Saat OTT Kadistamben Sempat Bungkam
Sentralberita| Medan~ Mantan Kepala Dinas Pertambangan dan Energi (Kadistamben) Sumatera Utara, Eddy Syaputra Salim sempat bungkam ketika terkena operasi tangkap tangan (OTT) Tim Saber Pungli Polda Sumut.
Hal ini terkuak dari penuturan Hasan dan Jefri, polisi yang menangkap Eddy usai menerima suap senilai Rp 14,9 juta. Keduanya dihadirkan jaksa penuntut umum (JPU) sebagai saksi pada sidang lanjutan Eddy di Ruang Cakra I Pengadilan Tipikor pada PN Medan, Senin (10/7).
Dikatakan Hasan, saat itu mereka sedang memergoki Suherwin dan Dora, suami istri pengusaha galian C baru saja bertransaksi di ruangan Eddy untuk pengurusan surat izin.”Ada suami istri yang turun dari ruangan. Setelah saya lihat KTP-nya nama Suherwin. Pada awalnya mereka mengatakan tidak memberikan sesuatu, mereka hanya main,” ujar Hasan di hadapan majelis hakim Sriwahyuni.
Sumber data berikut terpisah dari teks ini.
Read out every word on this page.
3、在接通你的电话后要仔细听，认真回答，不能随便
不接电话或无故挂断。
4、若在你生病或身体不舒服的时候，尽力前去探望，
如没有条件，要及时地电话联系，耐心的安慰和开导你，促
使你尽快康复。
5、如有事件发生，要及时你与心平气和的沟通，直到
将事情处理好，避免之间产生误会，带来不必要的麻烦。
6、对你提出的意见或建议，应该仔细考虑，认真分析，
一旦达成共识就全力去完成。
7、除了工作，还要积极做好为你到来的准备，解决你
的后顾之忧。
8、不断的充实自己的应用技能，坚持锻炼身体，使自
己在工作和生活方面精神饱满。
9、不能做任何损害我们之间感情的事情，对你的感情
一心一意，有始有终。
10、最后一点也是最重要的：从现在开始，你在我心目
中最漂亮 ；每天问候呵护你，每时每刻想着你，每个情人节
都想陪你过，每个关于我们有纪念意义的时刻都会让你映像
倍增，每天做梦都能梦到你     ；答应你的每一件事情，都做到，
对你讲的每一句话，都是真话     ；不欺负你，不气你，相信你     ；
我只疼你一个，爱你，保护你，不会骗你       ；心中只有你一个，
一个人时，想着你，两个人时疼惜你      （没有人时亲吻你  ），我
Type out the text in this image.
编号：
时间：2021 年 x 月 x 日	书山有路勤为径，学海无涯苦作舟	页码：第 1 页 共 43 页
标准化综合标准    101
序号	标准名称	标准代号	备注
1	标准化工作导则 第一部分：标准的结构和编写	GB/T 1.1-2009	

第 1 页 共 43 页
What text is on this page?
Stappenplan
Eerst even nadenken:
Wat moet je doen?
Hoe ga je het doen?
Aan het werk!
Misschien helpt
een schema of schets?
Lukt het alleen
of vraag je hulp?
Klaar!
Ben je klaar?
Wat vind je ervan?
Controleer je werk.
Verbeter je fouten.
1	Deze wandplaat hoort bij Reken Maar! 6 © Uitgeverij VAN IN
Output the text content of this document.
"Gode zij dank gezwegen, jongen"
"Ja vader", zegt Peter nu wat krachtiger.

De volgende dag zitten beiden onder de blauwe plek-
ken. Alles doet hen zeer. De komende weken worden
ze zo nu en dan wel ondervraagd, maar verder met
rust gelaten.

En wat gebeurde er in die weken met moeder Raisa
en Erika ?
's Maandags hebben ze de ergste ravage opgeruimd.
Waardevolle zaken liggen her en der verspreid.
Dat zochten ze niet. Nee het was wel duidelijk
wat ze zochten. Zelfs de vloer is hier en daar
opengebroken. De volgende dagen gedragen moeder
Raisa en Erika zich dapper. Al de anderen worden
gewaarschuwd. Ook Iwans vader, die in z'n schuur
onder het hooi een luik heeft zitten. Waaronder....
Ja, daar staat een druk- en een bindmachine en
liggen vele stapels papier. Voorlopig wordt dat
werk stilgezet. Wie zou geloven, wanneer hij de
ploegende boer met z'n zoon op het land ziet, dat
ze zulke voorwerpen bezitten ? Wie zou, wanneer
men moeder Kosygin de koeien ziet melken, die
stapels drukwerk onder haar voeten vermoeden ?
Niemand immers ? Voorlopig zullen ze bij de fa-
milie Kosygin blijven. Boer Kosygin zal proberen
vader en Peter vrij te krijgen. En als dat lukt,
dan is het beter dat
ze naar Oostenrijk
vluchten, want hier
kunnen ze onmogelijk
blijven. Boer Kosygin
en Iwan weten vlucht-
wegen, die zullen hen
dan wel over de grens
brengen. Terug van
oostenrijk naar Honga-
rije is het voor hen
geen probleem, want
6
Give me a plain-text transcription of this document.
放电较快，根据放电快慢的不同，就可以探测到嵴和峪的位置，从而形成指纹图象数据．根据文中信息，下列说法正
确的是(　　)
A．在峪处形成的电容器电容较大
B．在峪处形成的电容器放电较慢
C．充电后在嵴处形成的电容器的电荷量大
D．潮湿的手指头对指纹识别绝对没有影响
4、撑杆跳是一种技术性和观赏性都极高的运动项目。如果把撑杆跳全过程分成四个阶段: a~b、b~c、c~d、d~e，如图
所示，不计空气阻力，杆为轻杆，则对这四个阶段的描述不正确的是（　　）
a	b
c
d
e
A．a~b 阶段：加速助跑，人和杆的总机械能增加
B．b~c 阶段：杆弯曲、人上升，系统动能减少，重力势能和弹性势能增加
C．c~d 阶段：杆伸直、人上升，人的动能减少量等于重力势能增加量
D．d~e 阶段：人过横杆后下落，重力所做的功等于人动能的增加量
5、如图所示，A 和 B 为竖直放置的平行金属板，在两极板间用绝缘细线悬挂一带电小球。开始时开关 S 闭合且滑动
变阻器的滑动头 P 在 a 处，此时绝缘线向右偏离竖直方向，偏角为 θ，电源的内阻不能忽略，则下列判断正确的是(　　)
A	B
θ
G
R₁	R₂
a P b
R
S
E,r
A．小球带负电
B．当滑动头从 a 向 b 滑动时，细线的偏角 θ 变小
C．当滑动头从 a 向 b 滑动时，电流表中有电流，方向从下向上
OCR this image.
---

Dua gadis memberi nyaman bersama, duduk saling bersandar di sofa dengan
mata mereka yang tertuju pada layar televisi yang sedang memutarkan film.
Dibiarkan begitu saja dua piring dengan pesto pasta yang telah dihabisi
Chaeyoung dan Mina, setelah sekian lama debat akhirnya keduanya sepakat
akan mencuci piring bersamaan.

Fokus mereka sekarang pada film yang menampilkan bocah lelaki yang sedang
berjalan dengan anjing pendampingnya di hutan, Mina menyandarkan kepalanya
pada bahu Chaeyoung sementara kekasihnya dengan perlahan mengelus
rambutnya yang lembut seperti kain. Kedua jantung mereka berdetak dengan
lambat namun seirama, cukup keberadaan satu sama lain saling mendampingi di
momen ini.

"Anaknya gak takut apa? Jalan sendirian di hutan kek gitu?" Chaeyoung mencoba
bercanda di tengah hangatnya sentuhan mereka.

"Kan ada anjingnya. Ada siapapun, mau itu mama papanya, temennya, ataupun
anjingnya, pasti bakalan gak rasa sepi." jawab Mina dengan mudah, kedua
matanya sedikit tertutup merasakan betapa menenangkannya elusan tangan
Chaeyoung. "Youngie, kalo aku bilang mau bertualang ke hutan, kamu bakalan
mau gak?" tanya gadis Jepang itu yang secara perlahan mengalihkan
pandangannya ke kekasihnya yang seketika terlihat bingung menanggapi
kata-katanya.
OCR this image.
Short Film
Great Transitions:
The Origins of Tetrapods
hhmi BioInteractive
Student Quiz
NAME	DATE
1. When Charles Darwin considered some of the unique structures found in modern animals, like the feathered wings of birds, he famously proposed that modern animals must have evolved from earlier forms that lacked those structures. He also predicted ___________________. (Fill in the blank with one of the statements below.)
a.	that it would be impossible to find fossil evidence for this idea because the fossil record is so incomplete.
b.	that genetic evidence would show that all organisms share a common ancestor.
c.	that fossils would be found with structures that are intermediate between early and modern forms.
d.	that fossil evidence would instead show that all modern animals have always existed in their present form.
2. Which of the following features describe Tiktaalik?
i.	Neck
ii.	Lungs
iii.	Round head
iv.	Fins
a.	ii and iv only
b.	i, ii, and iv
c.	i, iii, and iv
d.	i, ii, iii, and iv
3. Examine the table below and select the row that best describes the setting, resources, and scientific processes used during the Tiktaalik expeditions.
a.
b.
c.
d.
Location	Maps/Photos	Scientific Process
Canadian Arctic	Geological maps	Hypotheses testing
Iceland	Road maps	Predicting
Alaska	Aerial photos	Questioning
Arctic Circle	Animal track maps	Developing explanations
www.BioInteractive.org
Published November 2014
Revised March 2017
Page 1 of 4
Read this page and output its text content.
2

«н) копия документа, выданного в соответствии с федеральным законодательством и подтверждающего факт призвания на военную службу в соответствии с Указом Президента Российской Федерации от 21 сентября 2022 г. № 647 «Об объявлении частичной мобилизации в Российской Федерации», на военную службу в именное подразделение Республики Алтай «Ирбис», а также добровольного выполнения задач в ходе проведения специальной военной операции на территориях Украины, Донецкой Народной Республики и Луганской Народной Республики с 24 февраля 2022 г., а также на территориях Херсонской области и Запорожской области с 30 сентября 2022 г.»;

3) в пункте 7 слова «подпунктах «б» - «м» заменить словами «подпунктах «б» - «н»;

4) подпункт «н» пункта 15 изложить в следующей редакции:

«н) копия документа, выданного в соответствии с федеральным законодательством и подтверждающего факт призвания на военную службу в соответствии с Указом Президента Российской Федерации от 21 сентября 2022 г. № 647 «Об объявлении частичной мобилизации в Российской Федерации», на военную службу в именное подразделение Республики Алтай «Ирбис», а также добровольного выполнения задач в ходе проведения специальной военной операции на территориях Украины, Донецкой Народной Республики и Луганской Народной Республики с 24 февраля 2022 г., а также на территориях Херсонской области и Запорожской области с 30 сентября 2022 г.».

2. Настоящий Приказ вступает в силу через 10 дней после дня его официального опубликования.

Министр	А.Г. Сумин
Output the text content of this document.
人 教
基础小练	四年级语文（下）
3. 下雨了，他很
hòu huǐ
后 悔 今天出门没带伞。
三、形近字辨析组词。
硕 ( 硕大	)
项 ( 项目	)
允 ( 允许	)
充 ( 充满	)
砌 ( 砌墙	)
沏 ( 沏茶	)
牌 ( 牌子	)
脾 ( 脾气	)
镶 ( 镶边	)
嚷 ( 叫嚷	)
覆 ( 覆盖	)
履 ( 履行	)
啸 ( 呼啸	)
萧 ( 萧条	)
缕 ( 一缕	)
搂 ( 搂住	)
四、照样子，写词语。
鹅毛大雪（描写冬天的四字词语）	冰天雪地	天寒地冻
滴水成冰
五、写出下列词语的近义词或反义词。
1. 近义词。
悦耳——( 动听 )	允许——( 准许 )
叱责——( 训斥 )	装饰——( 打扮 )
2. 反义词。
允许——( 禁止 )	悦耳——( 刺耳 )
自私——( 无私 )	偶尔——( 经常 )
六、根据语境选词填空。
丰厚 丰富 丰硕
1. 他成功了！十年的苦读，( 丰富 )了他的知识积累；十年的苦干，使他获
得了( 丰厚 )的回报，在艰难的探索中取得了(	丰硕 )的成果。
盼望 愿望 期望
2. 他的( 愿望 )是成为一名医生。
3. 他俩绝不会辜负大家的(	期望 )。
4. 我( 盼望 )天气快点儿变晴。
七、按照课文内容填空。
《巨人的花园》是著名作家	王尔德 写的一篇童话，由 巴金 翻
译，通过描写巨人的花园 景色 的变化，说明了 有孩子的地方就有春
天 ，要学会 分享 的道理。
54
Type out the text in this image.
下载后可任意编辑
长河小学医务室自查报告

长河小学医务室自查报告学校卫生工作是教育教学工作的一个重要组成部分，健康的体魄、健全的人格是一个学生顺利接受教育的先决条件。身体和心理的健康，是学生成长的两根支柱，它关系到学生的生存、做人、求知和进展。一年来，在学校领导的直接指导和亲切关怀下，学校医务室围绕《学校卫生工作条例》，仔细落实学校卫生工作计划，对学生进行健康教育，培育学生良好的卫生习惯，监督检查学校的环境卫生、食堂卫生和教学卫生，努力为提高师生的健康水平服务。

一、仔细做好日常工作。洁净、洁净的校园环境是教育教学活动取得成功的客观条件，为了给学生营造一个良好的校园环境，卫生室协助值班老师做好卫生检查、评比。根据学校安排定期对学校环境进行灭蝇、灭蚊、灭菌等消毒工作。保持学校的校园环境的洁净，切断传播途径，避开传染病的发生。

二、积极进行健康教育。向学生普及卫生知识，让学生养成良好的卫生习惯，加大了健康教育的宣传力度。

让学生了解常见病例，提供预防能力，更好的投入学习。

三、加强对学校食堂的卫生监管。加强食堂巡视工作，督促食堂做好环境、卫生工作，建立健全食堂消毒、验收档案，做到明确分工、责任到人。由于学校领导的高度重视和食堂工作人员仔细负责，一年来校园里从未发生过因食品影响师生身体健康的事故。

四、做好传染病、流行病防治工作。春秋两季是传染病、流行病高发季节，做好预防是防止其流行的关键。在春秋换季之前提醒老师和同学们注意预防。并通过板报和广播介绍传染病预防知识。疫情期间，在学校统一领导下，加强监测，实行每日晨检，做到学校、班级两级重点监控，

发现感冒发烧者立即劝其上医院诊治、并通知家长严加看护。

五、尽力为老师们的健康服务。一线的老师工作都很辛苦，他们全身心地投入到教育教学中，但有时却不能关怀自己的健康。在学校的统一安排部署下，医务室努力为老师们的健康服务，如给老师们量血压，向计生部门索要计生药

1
Mulanya Suherwin dan Dora berniat ingin menutupi bahwa mereka baru saja memberi uang kepada Eddy untuk mengurus penerbitan rekomendasi teknis Izin Usaha Pertambangan Operasi Produksi (IUP OP).”Kita lakukan penelitian isi tasnya, ditemukan surat mengurus rekomendasi. Akhirnya mengaku keduanya memberikan uang. Sama-sama kami ke atas dan keduanya menunjuk ruangan terdakwa,” sambungnya.
Melihat kedatangan Suherwin dan Dora kembali ke ruangannya, Eddy pun tercengang karena ada orang lain yang tak dikenalnya. Sempat terdiam, Eddy akhirnya tak bisa mengelak telah menerima uang Rp 14,9 juta dari Suherwan dan Dora.
“Pada awalnya terdakwa, agak terdiam. Lama dia menjawab setelah kami melihat cctv, keduanya (Suherwan dan Dora) ada masuk ke ruangan terdakwa. Terdakwa mengaku uang itu adalah uang terima kasih,” sebut Hasan.
Saat memberi keterangan, kedua saksi di persidangan berulang kali menyebut bahwa Suherwin dan Dora tanpa ada paksaan memutuskan menggunakan jalur yang tidak dibenarkan mengurus surat izin karena sudah berlarut-larut tak kunjung diselesaikan. Sehingga muncul inisiatif keduanya menyuap Eddy senilai Rp 14,9 juta.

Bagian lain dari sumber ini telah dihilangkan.